Die Politik und die Kontrollbehörde BAG lassen es zu, dass das deutsche Transportgewerbe sukzessive demontiert wird. Des Weiteren lassen wir uns noch unsere Automobilindustrie als Schlüsselindustrie kaputt machen. Die deutsche Umwelthilfe geht als Treiber voran. Aber was haben wir noch in Deutschland? Rohstoffe: Fehlanzeige, Automobilwesen: bald Fehlanzeige. Günstigen eigenen Strom: Fehlanzeige. Diese Liste kann man sicherlich noch viel weiter führen. Ich fordere deshalb eine schnelle politische Unterstützung des deutschen Transportgewerbes. Nur durch einen fairen Wettbewerb auf gleicher Basis (Fahrerlöhne) können wir überleben.
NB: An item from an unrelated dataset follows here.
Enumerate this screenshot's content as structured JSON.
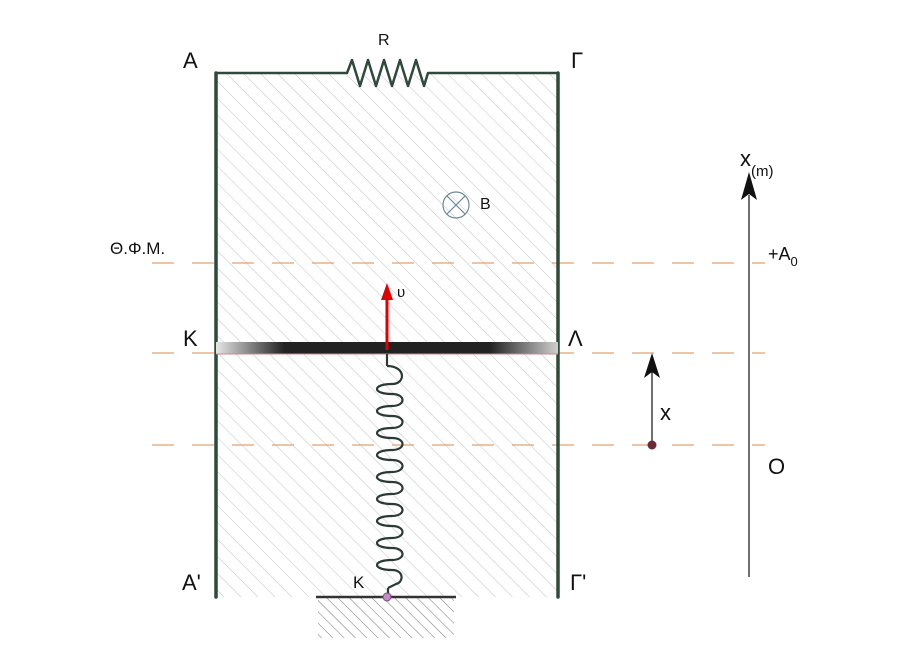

"Gute Fahrer möchten auch eine gute Bezahlung"
Wie sollen wir Fahrer bekommen, wenn diese im Verhältnis zum osteuropäischen Wettbewerb so oder so zu teuer sind? Gute Fahrer möchten auch eine gute Bezahlung, und das Leben in Deutschland ist nun mal teurer als in Osteuropa.
Was muss geschehen? Schnelles politisches Handeln. Dass dies geht, zeigt uns die Coronakrise. Da werden Regeln und Gesetze im Stundentakt beschlossen. Wann wachen wir auf und erkennen, dass Deutschland sich selbst demontiert und schwächt.
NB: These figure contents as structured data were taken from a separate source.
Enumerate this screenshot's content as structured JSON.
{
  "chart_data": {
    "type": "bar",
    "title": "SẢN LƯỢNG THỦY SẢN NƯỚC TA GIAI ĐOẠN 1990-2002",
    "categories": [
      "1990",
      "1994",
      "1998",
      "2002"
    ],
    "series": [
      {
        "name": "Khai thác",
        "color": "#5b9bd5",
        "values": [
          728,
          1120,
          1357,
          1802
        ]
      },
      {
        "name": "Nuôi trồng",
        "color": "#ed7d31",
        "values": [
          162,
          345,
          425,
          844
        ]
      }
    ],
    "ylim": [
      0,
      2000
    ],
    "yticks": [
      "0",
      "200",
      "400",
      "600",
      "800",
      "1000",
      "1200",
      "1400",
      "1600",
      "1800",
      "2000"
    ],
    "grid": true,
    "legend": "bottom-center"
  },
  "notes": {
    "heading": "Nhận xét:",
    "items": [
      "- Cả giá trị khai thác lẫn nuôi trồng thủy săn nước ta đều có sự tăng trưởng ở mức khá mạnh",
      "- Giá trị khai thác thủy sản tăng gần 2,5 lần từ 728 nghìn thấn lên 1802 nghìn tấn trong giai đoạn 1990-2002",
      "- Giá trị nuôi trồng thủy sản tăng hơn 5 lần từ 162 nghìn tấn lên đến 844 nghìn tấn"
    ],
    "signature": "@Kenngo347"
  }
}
Wer sind wir? Die Politik hat es einfach nicht begriffen, dass die deutsche Wirtschaft auch einen Rückhalt benötigt und dass die deutschen Branchen unterstützt – oder soll ich geschützt sagen – werden müssen. Leider sind wir alle, die hiervon betroffen sind, mit uns so selbst beschäftigt, dass wir nicht aufstehen und uns zu Wort melden.
Wenn ich daran denke, dass unsere Bundeskanzlerin sich 90 Minuten Zeit nimmt für eine Audienz von Greta Thunberg aber nur zwei Minuten in einem aufgezeichneten Stream für die Wirtschaft, dann stimmt doch was nicht. Die Entfremdung zwischen Politik und Wirtschaft ist somit deutlich und sichtbar.
Entfremdung von Politik und Wirtschaft
Liebe Politiker: Denkt einfach mal darüber nach, wer Eure Gehälter bezahlt! Und zur Krönung führt Deutschland als einziges Land dann noch eine CO2 Steuer ein und schwächt somit wiederum durch verschlechterte Wettbewerbsbedingungen die eigenen in Deutschland ansässigen Unternehmen.
Ich wünsche mir nur faire Bedingungen. Wir können in Deutschland keine Fahrer unter dem Mindestlohn beschäftigen. Und wenn sich Fahrer für uns entscheiden, dann müssen wir diese deutlich höher als den Mindestlohn entlohnen.
Ich möchte deshalb eine Bitte an alle Betroffenen und Fuhrmannsleute als Appel richten: Steht auf und setzt Euch für uns ein!"